Grassley noted that going after syndicated transactions was just their first step “in getting to the bottom of how these tax provisions are being abused.”

Reputable conservation nonprofits like the Land Trust Alliance also are fighting back against those who have been exploiting the tax deduction, pushing Congress to enact the Charitable Conservation Easement Program Integrity Act, which would curb abuses of the tax incentive and ensure that the deduction remains available to those whose sole ambition is to conserve land — not make a profit.
It’s been gratifying, Looney said, to see so many people responding to the evidence and taking action to try to stop the abuse. Cook, the public finance manager for Arnold Ventures, echoed the sentiment.
“The notion that really good, nonpartisan data and evidence can lead to positive change is a core part of our approach to philanthropy,” Cook said. “That’s the great part of funding a group like the Tax Policy Center; they asked these complicated questions that wouldn’t be obvious to a layperson, but they were able to dig into them and diagnose a problem that impacts the nation broadly.”
Looney knows that with a tax code as large and complicated as ours is, there are likely other abuses and unintended consequences to uncover. And his research continues.
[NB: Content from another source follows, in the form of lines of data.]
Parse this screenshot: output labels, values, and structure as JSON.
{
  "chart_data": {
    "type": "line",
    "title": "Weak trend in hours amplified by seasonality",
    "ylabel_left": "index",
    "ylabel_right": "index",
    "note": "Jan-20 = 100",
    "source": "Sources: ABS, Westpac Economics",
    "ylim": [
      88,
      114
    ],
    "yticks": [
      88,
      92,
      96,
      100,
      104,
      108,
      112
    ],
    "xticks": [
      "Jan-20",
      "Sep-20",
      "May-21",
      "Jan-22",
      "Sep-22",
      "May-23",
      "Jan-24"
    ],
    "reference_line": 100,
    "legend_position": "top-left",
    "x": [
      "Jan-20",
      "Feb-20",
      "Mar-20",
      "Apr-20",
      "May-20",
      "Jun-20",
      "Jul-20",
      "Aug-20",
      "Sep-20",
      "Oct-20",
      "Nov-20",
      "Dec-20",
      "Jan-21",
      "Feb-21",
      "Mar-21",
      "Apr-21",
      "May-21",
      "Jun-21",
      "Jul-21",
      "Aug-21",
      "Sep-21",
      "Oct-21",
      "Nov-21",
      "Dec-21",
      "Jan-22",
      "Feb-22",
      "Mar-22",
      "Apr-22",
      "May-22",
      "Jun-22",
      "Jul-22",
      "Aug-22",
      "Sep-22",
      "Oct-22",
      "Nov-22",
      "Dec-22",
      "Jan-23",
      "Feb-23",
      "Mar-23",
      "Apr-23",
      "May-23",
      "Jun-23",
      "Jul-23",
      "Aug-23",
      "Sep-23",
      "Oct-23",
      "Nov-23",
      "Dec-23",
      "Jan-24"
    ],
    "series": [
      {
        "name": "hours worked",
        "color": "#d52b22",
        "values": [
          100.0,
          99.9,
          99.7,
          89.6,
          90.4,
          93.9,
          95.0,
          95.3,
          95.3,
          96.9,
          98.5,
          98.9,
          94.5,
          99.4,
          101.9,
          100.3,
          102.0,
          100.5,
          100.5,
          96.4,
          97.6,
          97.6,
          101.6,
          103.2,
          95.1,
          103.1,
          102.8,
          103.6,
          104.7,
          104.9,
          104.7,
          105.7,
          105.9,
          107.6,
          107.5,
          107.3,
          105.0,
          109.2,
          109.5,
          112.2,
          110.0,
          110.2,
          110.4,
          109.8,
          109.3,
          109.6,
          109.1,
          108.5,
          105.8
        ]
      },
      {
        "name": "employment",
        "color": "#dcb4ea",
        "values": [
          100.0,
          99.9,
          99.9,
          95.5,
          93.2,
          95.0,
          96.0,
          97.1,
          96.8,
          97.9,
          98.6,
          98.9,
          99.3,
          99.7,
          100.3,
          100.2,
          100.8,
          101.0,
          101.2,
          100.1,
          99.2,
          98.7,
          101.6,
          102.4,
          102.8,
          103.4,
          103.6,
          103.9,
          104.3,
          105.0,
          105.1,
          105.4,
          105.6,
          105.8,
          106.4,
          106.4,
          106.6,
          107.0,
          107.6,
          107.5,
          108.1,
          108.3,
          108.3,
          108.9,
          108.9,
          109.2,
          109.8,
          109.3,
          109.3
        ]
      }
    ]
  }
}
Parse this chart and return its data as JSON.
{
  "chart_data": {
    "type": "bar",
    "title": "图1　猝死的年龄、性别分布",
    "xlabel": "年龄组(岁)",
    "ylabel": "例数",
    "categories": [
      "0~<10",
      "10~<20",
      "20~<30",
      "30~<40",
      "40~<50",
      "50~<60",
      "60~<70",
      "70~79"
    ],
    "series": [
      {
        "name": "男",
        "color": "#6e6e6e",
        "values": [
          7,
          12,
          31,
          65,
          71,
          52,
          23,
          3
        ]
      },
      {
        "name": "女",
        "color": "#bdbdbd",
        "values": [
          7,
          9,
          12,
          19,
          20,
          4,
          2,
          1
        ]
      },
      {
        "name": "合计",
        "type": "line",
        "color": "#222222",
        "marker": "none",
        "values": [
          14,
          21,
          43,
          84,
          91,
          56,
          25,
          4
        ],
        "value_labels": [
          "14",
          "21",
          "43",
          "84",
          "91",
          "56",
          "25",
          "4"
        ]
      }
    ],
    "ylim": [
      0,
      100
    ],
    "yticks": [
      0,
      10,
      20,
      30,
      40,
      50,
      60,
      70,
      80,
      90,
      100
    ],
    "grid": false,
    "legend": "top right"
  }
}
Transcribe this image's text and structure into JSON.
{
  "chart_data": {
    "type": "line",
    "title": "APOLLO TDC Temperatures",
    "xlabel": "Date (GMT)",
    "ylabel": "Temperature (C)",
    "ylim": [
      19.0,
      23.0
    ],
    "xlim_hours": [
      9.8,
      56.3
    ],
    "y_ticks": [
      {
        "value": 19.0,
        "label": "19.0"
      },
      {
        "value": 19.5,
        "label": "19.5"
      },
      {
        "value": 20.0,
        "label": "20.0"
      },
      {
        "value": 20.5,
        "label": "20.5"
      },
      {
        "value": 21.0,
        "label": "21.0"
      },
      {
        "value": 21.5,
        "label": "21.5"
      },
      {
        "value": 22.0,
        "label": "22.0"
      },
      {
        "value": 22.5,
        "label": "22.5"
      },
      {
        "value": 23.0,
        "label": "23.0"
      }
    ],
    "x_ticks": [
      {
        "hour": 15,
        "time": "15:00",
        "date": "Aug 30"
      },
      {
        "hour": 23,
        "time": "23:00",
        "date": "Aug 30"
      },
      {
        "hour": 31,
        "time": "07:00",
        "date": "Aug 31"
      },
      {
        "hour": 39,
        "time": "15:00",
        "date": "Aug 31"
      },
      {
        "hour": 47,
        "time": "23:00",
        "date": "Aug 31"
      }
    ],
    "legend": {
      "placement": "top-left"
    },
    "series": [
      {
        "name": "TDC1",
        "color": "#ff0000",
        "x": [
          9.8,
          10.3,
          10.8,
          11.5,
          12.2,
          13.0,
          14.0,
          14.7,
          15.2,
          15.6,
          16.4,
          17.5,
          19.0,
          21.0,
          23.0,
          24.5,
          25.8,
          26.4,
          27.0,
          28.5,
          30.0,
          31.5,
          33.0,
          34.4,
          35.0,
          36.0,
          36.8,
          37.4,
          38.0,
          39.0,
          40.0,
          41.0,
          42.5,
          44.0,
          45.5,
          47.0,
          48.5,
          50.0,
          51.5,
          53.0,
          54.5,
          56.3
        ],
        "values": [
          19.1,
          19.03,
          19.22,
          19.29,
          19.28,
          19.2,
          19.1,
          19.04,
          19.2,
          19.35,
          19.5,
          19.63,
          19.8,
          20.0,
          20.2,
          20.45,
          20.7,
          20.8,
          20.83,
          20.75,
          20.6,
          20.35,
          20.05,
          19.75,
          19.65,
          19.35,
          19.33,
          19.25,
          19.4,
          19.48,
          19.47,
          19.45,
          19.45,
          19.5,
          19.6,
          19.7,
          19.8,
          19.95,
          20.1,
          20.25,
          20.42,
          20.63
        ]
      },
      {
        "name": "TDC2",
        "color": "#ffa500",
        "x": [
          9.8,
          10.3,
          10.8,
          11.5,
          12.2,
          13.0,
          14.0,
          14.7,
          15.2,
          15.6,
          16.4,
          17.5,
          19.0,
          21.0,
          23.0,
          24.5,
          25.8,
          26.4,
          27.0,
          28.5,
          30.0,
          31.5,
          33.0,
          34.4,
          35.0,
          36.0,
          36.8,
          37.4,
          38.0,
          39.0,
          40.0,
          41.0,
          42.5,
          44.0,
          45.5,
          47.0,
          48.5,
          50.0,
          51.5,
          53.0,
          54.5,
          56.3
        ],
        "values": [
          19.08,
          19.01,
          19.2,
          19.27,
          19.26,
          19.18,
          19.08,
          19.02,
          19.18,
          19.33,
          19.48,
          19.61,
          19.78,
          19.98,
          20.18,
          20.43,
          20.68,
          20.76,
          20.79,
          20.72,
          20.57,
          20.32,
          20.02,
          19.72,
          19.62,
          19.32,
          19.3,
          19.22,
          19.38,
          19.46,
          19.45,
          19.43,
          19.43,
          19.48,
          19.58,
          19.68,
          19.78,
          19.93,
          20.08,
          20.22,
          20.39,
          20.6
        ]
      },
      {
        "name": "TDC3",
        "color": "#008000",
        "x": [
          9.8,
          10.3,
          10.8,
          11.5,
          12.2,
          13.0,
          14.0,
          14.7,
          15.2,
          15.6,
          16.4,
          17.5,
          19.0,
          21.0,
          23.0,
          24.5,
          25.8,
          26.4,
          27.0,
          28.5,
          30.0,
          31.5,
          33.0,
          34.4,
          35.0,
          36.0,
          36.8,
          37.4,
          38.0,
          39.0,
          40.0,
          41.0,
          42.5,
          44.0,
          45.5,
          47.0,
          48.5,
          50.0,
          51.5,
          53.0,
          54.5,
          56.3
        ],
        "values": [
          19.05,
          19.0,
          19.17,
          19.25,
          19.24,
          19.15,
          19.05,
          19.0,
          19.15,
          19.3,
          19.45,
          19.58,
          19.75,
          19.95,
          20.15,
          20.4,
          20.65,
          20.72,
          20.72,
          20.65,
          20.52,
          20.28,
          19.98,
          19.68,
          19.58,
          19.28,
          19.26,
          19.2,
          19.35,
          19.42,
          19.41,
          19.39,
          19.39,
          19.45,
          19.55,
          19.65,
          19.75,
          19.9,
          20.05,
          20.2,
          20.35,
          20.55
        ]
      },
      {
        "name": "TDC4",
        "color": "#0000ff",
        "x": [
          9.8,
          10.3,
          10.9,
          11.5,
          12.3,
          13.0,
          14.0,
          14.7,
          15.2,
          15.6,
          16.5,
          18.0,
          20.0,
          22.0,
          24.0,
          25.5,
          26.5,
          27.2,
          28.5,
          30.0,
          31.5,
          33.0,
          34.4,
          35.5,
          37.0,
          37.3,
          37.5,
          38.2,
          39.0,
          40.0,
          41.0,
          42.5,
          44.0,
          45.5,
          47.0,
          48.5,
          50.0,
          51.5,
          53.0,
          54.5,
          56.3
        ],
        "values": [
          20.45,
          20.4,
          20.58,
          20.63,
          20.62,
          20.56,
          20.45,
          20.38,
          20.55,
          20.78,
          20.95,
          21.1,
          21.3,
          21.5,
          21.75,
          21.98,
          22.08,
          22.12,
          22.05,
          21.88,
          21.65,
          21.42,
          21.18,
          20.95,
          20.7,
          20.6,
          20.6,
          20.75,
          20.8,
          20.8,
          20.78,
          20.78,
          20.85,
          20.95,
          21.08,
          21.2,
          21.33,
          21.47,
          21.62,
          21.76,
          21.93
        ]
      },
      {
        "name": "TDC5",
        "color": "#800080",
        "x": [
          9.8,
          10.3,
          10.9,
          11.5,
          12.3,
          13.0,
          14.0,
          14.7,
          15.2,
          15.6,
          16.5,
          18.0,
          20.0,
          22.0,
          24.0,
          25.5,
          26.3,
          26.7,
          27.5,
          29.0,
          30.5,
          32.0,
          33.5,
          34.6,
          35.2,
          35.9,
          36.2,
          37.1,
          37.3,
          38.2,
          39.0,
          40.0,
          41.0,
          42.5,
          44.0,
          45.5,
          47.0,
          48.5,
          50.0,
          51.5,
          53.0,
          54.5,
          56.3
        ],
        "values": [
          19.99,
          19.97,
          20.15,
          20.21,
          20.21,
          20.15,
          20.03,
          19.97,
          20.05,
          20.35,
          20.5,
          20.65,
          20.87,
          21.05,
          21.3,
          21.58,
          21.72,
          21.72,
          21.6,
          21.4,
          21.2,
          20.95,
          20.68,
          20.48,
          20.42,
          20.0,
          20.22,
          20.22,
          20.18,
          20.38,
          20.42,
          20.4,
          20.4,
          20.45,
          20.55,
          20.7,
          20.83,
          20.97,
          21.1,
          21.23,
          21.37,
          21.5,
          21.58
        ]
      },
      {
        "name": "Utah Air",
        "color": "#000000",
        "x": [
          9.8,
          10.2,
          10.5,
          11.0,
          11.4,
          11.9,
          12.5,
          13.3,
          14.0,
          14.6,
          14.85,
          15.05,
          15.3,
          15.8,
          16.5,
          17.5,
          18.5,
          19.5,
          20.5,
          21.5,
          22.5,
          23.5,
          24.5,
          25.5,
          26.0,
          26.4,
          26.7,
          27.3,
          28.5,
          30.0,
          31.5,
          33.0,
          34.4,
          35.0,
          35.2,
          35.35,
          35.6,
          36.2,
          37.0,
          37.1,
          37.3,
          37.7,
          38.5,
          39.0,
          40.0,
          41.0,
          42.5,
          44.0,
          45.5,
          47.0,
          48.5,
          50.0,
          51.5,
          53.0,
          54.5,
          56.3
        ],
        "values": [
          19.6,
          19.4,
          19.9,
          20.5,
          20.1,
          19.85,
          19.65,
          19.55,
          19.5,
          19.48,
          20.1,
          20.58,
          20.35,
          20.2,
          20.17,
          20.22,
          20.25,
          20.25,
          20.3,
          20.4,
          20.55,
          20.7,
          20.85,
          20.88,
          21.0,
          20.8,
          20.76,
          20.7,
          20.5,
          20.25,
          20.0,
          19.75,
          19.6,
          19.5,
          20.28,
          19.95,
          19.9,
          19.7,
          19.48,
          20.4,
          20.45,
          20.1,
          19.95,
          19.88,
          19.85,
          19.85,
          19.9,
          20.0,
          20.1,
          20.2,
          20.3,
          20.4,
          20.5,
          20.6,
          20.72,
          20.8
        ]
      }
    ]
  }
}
His current focus has been on Opportunity Zones, a new provision enacted in the 2017 Tax Cuts and Jobs Act.
“There are plenty of examples of places where opportunistic taxpayers have taken advantage of what was intended to be a relatively anodyne subsidy and turned it into a shelter or have used it for unintended purposes,” Looney said.
Tax abuses often take years to surface — and many more years to shut down.
“I’m pretty sure that when Congress enacted the conservation easement provision, they did not intend for it to be used this way, they were unaware of the abuses, few people really knew how much the provision was costing them, and how it effectively had been weaponized from a relatively innocuous tool of conservation policy to the world’s largest tax shelter,” Looney said. “I was in a position to make people aware we had a big problem and then to describe that problem and propose a range of solutions for policymakers to choose among.”
Looney, for one, is grateful to have the opportunity to research these issues because without documentation, the problems will only continue to grow.